A More Efficient Organic Polymer Cell

Organic polymer solar cells (PSC) are a promising new alternative to the inorganic devices that have long dominated the field. But their lack of efficiency – that is, how much electricity is needed compared to the input of sunlight – is a problem. 

However, researchers in Dr. Andre Taylor’s Transformative Materials & Devices Lab have developed a PSC that has surpassed the 10% efficiency rate – a milestone within photovoltaics circles. The results are published in Advanced Energy Materials. Dr. TengHooi Goh, a recent PhD graduate student in Taylor’s lab, is the lead author. 

Traditionally, silicon is the material used for most solar cells on the market today. But Taylor notes conventional silicon solar cells are close to their limit as far as improvements. So polymer cells, which cost less and weigh less, are a promising alternative. The problem with polymer cells, though, is that they generally fail to convert nearly half their absorbed light energy to electrical power. 

To improve the conversion rate, Taylor’s research group has created a solar cell with an active layer consisting of multiple materials. It’s an approach that brings its own set of problems.

“Adding more materials to create a blend is the easiest strategy,” said Taylor, associate professor of chemical & environmental engineering. “But this can leave a negative impact on the active layer as the different chemicals typically possess disparate properties and can be incompatible to electron transport in the cells.”
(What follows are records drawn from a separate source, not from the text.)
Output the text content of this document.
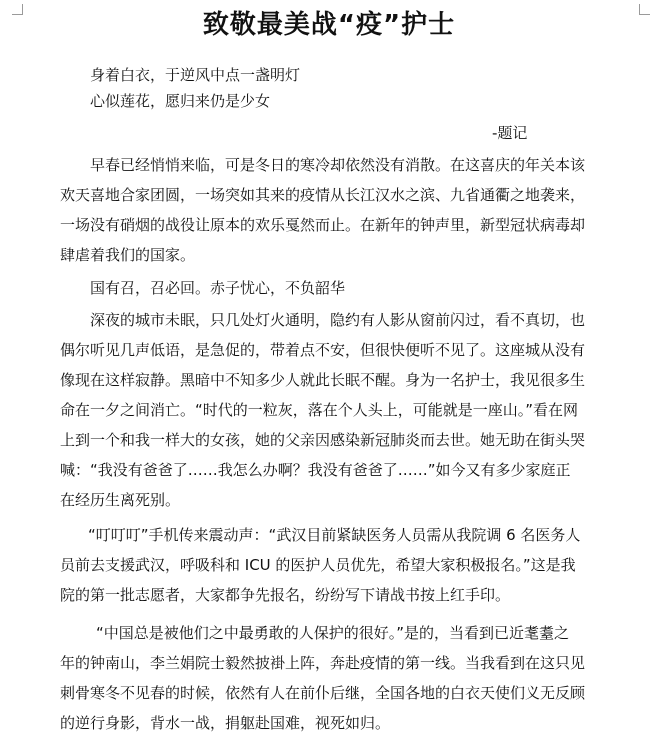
致敬最美战“疫”护士
身着白衣，于逆风中点一盏明灯
心似莲花，愿归来仍是少女
-题记
早春已经悄悄来临，可是冬日的寒冷却依然没有消散。在这喜庆的年关本该
欢天喜地合家团圆，一场突如其来的疫情从长江汉水之滨、九省通衢之地袭来，
一场没有硝烟的战役让原本的欢乐戛然而止。在新年的钟声里，新型冠状病毒却
肆虐着我们的国家。
国有召，召必回。赤子忧心，不负韶华
深夜的城市未眠，只几处灯火通明，隐约有人影从窗前闪过，看不真切，也
偶尔听见几声低语，是急促的，带着点不安，但很快便听不见了。这座城从没有
像现在这样寂静。黑暗中不知多少人就此长眠不醒。身为一名护士，我见很多生
命在一夕之间消亡。“时代的一粒灰，落在个人头上，可能就是一座山。”看在网
上到一个和我一样大的女孩，她的父亲因感染新冠肺炎而去世。她无助在街头哭
喊：“我没有爸爸了……我怎么办啊？我没有爸爸了……”如今又有多少家庭正
在经历生离死别。
“叮叮叮”手机传来震动声：“武汉目前紧缺医务人员需从我院调 6 名医务人
员前去支援武汉，呼吸科和 ICU 的医护人员优先，希望大家积极报名。”这是我
院的第一批志愿者，大家都争先报名，纷纷写下请战书按上红手印。
“中国总是被他们之中最勇敢的人保护的很好。”是的，当看到已近耄耋之
年的钟南山，李兰娟院士毅然披褂上阵，奔赴疫情的第一线。当我看到在这只见
刺骨寒冬不见春的时候，依然有人在前仆后继，全国各地的白衣天使们义无反顾
的逆行身影，背水一战，捐躯赴国难，视死如归。
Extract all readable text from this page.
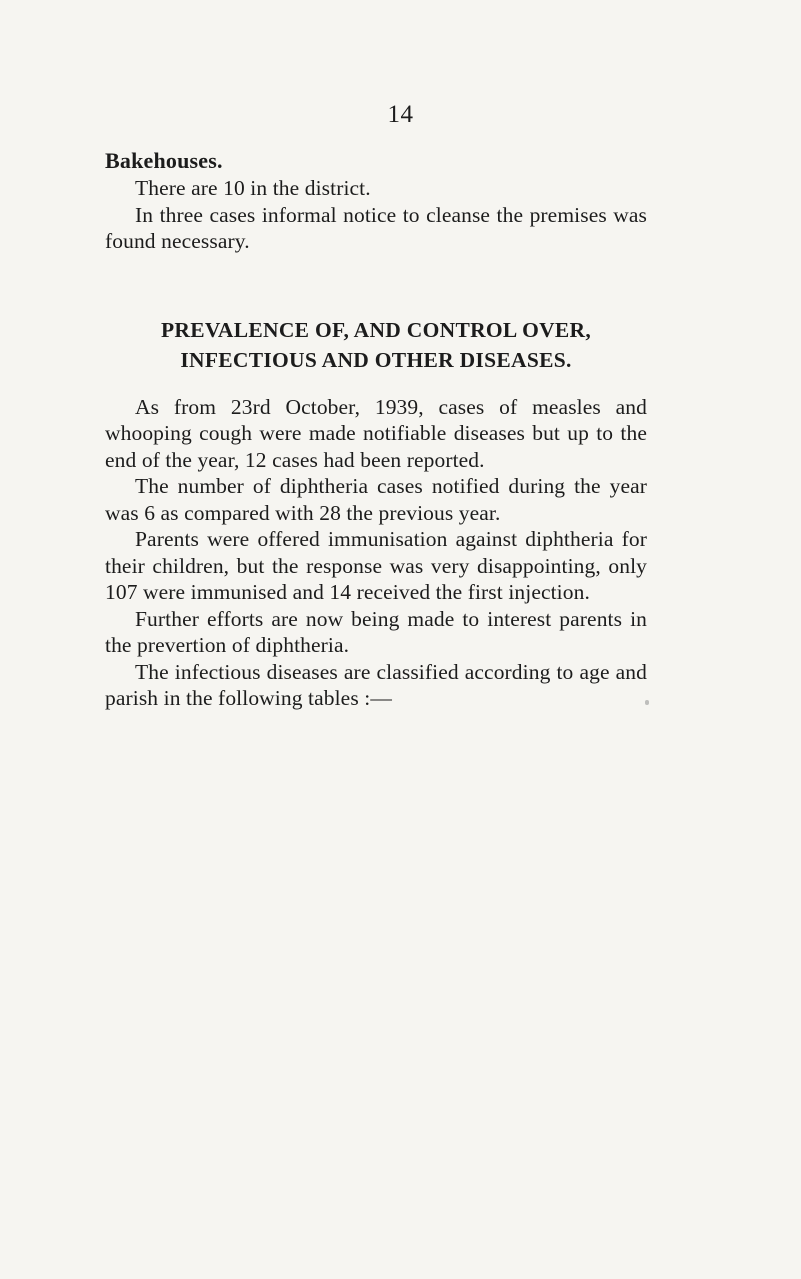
14
Bakehouses.

There are 10 in the district.

In three cases informal notice to cleanse the premises was found necessary.

PREVALENCE OF, AND CONTROL OVER,
INFECTIOUS AND OTHER DISEASES.

As from 23rd October, 1939, cases of measles and whooping cough were made notifiable diseases but up to the end of the year, 12 cases had been reported.

The number of diphtheria cases notified during the year was 6 as compared with 28 the previous year.

Parents were offered immunisation against diphtheria for their children, but the response was very disappointing, only 107 were immunised and 14 received the first injection.

Further efforts are now being made to interest parents in the prevertion of diphtheria.

The infectious diseases are classified according to age and parish in the following tables :—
As a solution, the Taylor lab looked to Förster resonance energy transfer (FRET), a process in which energy is transferred between closely spaced molecules. FRET is critical to how plant cells convert energy. In a previous study, the lab employed FRET while creating a PSC with a ternary structure (that is, containing three major components). The cell achieved an energy conversion rate of 4.5%. The result was promising, but the research team figured they could do better and continued to tinker with PSCs.

Most recently, they’ve developed a quaternary device (four components) – the first quaternary system within a FRET-based architecture – and achieved even better results. Working with Dr. Nilay Hazari and his team, they accomplished this by adding two types of a fluorescent organic dye. Known as squaraines, these dyes boost light absorption, recycle electrons, and enhance crystallinity of the organic layer. In addition to these squaraines, the active layer consists of the PTB7-Th polymer and a fullerene derivative. The final product is a cell that performs at an impressive 10.7% conversion rate.

The paper is titled “Quaternary Organic Solar Cells Enhanced by  Co-crystalline Squaraines with Power Conversion Efficiencies >10%”. Other co-authors are Jing-Shun Huang, Kevin G. Yager, Matt. Y. Sfeir, C.-Y. Nam, Xiao Tong, Louise M. Guard, Patrick R. Melvin, Francisco Antonio, Ben G. Bartolome, Minjoo L. Lee.  The National Science Foundation, Yale Climate and Energy Institute, Yale Institute of Nanoscience and Quantum Engineering, Yale Center for Research on Interface Structures and Phenomena, and U.S. Department of Energy provided support for the research.